Johnson v. State

545 So. 2d 411 | Fla. Dist. Ct. App. | 1989

545 So. 2d 411 (1989)

Rudolph JOHNSON, Appellant,
v.
The STATE of Florida, Appellee.

No. 85-1269.

District Court of Appeal of Florida, Third District.

June 13, 1989.

*412 Bennett H. Brummer, Public Defender, and Elliot H. Scherker, Asst. Public Defender, for appellant.

Robert A. Butterworth, Atty. Gen., and Ivy R. Ginsberg, Asst. Atty. Gen., for appellee.

Before SCHWARTZ, C.J., and HUBBART and BASKIN, JJ.

PER CURIAM.

This is an appeal by the defendant Rudolph Johnson from multiple convictions and sentences based on an adverse jury verdict. The defendant raises two points on appeal which we conclude do not present reversible error, and, accordingly, we affirm. We reach this result based on the following briefly stated legal analysis.

First, we conclude that the trial court properly denied the defendant's motion to dismiss based on double jeopardy grounds because, on this record, there is no showing that the prosecuting attorney's misconduct in commenting on the defendant's failure to testify — which resulted in a mistrial, upon the defendant's request, at a prior trial of this cause — was intended to goad the defendant into moving for such a mistrial. The record reveals that the prosecuting attorney made the comment under the mistaken belief that the defendant was required to testify in this case if he displayed his teeth to the jury as he had offered to do at trial. The trial judge found that the prosecuting attorney's misconduct was not designed to intentionally provoke a mistrial, although he regarded the prosecutor's misconduct as being, in effect, reckless. This being so, it is clear that no reversible error is presented by the denial of the motion to dismiss. See, e.g., Oregon v. Kennedy, 456 U.S. 667, 102 S. Ct. 2083, 72 L. Ed. 2d 416 (1982); State v. Iglesias, 374 So. 2d 1060 (Fla. 3d DCA 1979).

Second, the trial court did not commit reversible error in failing to conduct a Richardson hearing, see Richardson v. State, 246 So. 2d 771 (Fla. 1971), on the state's failure to disclose to the defense an oral, unrecorded statement of a state witness made to the prosecuting attorney. The state was not required to reveal such a statement to the defendant under Fla.R. Crim.P. 3.220(a)(1)(ii), and accordingly, there was no discovery violation by the state upon which to conduct a Richardson hearing.[1]Whitfield v. State, 479 So. 2d 208, 215-16 (Fla. 4th DCA 1985).

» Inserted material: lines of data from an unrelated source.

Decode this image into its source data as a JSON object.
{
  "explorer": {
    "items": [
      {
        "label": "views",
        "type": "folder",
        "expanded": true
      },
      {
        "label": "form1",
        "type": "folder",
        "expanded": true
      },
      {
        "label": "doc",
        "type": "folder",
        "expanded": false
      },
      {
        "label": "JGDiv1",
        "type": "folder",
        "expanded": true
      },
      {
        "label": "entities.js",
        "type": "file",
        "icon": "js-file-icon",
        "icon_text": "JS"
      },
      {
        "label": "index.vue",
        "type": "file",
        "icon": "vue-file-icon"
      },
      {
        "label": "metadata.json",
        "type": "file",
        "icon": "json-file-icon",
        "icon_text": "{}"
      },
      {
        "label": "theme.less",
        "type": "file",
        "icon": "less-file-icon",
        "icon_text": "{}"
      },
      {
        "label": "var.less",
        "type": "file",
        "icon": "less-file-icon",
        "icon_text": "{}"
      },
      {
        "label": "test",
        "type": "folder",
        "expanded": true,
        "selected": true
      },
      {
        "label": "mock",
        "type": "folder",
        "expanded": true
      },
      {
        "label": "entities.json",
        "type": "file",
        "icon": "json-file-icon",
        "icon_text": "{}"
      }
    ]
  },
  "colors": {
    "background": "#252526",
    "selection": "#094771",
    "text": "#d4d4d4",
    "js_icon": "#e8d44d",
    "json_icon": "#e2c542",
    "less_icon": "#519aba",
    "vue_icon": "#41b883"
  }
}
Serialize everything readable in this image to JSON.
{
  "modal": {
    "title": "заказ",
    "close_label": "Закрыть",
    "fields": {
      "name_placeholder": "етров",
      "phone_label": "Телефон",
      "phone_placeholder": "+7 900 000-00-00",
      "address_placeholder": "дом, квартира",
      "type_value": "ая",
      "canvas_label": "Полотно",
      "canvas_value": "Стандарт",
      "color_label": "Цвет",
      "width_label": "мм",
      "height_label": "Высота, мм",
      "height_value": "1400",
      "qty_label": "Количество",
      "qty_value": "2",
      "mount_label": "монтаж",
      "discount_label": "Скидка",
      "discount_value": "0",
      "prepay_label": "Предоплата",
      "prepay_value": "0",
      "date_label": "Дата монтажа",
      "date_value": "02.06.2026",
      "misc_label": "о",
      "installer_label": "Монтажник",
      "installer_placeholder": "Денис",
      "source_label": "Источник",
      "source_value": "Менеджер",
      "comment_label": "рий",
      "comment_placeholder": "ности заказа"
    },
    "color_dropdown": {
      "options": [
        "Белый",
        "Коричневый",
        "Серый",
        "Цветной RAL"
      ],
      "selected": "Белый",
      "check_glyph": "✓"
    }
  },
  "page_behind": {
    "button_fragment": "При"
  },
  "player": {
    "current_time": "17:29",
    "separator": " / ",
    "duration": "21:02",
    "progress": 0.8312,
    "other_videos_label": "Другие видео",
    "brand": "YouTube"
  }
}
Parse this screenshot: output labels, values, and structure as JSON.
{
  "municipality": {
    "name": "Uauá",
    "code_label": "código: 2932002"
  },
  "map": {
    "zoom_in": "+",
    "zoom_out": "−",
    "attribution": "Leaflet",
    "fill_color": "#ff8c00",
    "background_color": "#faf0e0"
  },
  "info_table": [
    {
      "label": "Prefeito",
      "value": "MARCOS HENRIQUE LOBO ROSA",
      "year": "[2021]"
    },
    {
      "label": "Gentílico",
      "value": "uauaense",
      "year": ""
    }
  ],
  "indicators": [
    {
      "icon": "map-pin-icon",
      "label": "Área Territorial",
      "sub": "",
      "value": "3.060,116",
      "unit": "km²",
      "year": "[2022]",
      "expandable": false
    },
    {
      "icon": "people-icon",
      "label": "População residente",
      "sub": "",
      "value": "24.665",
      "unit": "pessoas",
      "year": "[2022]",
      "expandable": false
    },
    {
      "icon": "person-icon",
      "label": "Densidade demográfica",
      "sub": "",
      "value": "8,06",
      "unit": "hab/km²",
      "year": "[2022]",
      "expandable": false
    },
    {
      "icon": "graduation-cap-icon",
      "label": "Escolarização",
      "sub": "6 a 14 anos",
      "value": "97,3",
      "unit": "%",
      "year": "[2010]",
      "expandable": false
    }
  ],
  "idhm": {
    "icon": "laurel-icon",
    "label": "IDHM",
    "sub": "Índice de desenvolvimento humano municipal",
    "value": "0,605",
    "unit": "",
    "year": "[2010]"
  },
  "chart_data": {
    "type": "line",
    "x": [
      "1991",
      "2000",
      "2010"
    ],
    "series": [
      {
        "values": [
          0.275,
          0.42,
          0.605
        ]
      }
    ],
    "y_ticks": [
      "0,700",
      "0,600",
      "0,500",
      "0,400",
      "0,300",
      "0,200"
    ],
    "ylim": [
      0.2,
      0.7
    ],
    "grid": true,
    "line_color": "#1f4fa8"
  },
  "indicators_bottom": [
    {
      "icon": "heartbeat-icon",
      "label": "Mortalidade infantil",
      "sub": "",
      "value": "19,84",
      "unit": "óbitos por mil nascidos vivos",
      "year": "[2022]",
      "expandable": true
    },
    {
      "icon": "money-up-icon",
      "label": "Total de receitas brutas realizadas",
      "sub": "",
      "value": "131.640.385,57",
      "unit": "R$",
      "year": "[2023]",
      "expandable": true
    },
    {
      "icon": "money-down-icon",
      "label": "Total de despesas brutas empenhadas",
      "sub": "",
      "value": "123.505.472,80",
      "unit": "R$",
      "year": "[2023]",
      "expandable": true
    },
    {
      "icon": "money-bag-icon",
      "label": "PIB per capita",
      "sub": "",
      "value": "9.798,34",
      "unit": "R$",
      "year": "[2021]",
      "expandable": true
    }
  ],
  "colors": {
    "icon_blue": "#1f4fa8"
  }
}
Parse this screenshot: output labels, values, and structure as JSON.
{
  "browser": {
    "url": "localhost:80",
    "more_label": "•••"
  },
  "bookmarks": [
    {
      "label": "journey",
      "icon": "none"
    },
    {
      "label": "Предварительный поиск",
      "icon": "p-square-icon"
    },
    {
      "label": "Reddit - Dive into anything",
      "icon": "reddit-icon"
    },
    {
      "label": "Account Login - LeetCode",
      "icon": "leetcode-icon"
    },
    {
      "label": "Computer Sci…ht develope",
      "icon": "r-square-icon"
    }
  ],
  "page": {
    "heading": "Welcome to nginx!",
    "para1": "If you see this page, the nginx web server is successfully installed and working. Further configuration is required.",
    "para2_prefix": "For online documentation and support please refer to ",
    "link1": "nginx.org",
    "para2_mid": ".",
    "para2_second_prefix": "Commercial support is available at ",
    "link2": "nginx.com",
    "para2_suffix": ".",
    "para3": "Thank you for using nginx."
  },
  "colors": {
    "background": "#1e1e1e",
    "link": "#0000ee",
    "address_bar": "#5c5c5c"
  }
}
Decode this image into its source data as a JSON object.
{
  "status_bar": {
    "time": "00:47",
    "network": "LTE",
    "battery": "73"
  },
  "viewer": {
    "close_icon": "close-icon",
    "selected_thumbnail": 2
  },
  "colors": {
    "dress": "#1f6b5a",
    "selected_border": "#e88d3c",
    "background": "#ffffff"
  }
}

*413 The final judgments of conviction and sentences under review are, therefore, in all respects

Affirmed.

NOTES

[1] The defendant's reliance on Waters v. State, 369 So. 2d 979 (Fla. 3d DCA 1979), is misplaced because that case involved the prosecutor's duty to disclose "the substance of oral statements made by the accused" pursuant to Fla.R.Crim.P. 3.220(a)(1)(iii), which oral statements were disclosed through a change in a state witness' previous testimony. Here, the change of witness testimony complained of did not concern any statement made by the accused. Any duty of disclosure of such witness' testimony arises under Fla.R.Crim.P. 3.220(a)(1)(ii), which defines a discoverable "statement" of such witness as "a written statement made by said person and signed or otherwise adopted or approved by him, or a stenographic, mechanical, electrical, or other recording, or a transcript thereof, or which is a substantially verbatim recital of an oral statement made by said person to an officer or agent of the [s]tate and recorded contemporaneously with the making of such oral statement... ." Fla.R.Crim.P. 3.220(a)(1)(ii) (emphasis added).